Odwołany przez abp. Henryka Hosera ks. Wojciech Lemański zaznaczył, że to, co wydarzyło się w styczniu 2010 roku podczas jego spotkania z hierarchą było "obrzydliwe" i "traumatyczne". Lemański uważa się on za ofiarę tamtej sytuacji i oczekuje od Hosera przeprosin.

Ksiądz Wojciech Lemański opublikował wczoraj na stronie internetowej parafii w Jasienicy pod Tłuszczem dekret biskupa warszawsko-praskiego Henryka Hosera z 5 lipca. Wynika z niego, że 52-letni ksiądz ma w trybie niemal natychmiastowym opuścić parafię i udać się do domu księży emerytów.

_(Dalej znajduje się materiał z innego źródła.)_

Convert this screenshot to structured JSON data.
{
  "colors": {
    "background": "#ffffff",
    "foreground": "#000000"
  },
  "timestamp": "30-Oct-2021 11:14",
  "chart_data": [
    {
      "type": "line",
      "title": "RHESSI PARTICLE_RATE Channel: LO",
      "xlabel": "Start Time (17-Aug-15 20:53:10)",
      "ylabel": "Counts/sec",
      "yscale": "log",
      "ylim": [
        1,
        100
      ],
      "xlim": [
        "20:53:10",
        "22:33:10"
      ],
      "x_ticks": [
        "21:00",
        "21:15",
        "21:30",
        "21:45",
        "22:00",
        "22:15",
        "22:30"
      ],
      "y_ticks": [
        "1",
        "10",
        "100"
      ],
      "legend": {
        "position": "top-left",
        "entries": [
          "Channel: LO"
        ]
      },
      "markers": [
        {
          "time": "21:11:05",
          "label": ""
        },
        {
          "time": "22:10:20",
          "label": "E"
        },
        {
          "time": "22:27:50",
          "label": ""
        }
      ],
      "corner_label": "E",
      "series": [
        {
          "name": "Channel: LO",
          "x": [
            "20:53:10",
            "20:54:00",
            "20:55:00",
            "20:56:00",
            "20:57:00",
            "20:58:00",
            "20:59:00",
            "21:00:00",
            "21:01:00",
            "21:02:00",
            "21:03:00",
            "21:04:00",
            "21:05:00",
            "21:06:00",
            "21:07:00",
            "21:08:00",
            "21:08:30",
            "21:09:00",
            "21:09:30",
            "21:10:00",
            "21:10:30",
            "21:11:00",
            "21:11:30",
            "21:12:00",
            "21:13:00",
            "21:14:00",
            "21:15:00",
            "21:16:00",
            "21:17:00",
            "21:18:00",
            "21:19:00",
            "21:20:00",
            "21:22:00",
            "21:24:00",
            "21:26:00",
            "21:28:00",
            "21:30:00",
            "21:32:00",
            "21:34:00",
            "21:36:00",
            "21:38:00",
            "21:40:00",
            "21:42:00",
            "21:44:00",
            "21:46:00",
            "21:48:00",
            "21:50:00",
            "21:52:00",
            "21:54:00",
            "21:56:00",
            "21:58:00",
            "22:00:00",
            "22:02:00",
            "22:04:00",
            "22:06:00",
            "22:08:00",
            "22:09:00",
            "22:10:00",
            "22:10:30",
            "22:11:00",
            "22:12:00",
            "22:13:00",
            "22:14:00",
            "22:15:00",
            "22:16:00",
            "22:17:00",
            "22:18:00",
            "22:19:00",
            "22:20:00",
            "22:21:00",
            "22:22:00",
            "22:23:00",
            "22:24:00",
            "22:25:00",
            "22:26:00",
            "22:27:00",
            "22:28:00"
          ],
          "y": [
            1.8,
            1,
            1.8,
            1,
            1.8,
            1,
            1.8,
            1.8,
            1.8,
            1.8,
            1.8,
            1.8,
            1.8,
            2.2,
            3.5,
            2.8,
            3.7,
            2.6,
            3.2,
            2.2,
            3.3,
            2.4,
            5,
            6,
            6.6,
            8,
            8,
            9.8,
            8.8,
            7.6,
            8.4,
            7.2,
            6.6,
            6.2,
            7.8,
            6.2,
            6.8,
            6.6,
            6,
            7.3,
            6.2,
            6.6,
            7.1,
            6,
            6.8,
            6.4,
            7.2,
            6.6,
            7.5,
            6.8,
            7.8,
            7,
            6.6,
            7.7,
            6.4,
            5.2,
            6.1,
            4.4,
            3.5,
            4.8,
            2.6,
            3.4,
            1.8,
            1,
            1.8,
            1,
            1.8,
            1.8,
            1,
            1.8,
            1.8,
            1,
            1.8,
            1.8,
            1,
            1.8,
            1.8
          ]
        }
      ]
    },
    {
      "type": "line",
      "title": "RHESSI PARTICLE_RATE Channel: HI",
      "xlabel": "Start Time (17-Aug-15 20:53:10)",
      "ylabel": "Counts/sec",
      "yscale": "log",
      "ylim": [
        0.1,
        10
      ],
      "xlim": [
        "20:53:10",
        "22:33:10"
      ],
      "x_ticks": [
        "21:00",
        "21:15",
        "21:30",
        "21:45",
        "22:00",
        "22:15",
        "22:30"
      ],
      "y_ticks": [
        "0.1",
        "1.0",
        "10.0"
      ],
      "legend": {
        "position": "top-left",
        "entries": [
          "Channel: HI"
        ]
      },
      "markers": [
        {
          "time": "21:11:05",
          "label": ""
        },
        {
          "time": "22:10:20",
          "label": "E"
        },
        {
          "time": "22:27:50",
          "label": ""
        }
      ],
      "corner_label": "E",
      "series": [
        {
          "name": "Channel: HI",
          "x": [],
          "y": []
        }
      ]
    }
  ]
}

Odwołany z funkcji proboszcza Lemański napisał w poniedziałek na blogu, że nie chce szkodzić Kościołowi, jednak nie da się z niego wypchnąć. W oświadczeniu ks. Lemański napisał, że został odwołany przez abp. Hosera z powodu pewnego wydarzenia, które miało miejsce w styczniu 2010 roku - było ono, jak to określił Lemański, "głęboko niestosownym zachowaniem wobec księdza".

Pytany o to zdarzenie w "Kropce nad i" Lemański powiedział tylko, że było ono "obrzydliwe" i traumatyczne". Dodał, że uważa się za "osobę skrzywdzoną, za ofiarę tamtej sytuacji". "Ofiara ma swoje prawa. Nie zamierzam z nich rezygnować" - mówił ks. Lemański w TVN24.

Zaznaczył też, że "jeżeli uczestnik tego spotkania, jedyny poza mną, chce to przeciąć, to może to zrobić". Lemański ma nadzieję, że abp Hoser przeprosi go za "niestosowne zachowanie".

Probostwo księdza Wojciecha Lemańskiego w parafii w Jasienicy wygasa 14 lipca.